First, a function for permuting the digits (using recursion):

``````const permute = arr => {
if (arr.length < 2) {
return (typeof arr === "string" ? [arr] : arr);
}

if (typeof arr === "string") {
return permute(arr.split("")).map(arr => arr.join(""));
}

const result = [];
for (let i = 0; i < arr.length; i++) {
const unused = arr.map(i => i);
const candidate = unused.splice(i, 1);
const permuteUnused = permute(unused);
for (let r of permuteUnused) {
result.push([...candidate, ...Array.isArray(r) ? r : [r]]);
};
}
return result;
}
``````

Next, a sorting function:

``````const numericalOrder = (a, b) => {
const nA = Number(a);
const nB = Number(b);
return nA < nB ? -1
: nA > nB ? 1
: 0;
}
``````

And finally, the function to calculate the next largest number itself, relying on the idea that if we sort in numerical ascending order and filter out all the items less than the requested number, then the first one remaining must be our next largest number.

``````const nextLargerNumber = n => {
const digits = n.toString();
const nextValidNumbers = permute(digits)
.sort(numericalOrder)
.filter(a => Number(a) > n);
if (nextValidNumbers.length < 1) {
return null;
}
return Number(nextValidNumbers);
}
``````

Full code and tests in gist: gist.github.com/kerrishotts/a0a96d...

Ruby solution

Trying out `Object#then`, which was introduced recently in Ruby 2.6, just for the fun of it.

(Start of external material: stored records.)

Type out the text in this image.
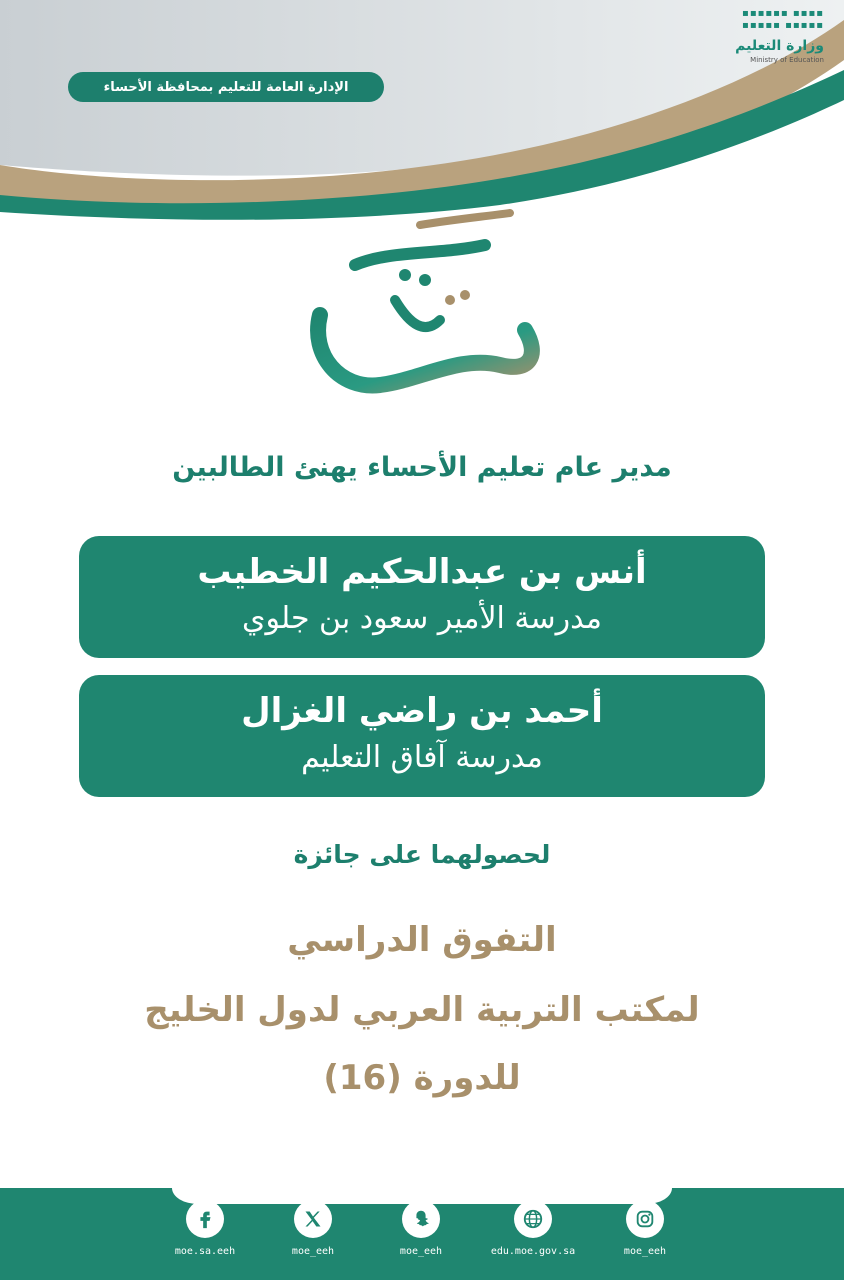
▪▪▪▪▪▪ ▪▪▪▪
▪▪▪▪▪ ▪▪▪▪▪
وزارة التعليم
Ministry of Education
الإدارة العامة للتعليم بمحافظة الأحساء
مدير عام تعليم الأحساء يهنئ الطالبين
أنس بن عبدالحكيم الخطيب
مدرسة الأمير سعود بن جلوي
أحمد بن راضي الغزال
مدرسة آفاق التعليم
لحصولهما على جائزة
التفوق الدراسي
لمكتب التربية العربي لدول الخليج
للدورة (16)
moe.sa.eeh	moe_eeh	moe_eeh	edu.moe.gov.sa	moe_eeh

``````require "minitest/autorun"

class NextBiggerNumber
def self.from number
number.to_s.split('')
.then { |result| result.permutation }
.then { |result| result.map(&:join) }
.then { |result| result.map(&:to_i) }
.then { |result| result.sort }
.then { |result| result[result.index(number) + 1] }
end
end

class NextBiggerNumberTest < MiniTest::Test
def test_next_bigger_number_with_two_digits
assert_equal 21, NextBiggerNumber.from(12)
end

def test_next_bigger_number_with_three_digits
assert_equal 531, NextBiggerNumber.from(513)
end

def test_next_bigger_number_with_four_digits
assert_equal 2091, NextBiggerNumber.from(2019)
end
end
``````

Took a long drive up for vacation yesterday so I wasn't able to get this types out! I think I know what I'm gonna implement so just gotta see if I can't type it out today! Can't get oo far behind on these challenges! I owe two now !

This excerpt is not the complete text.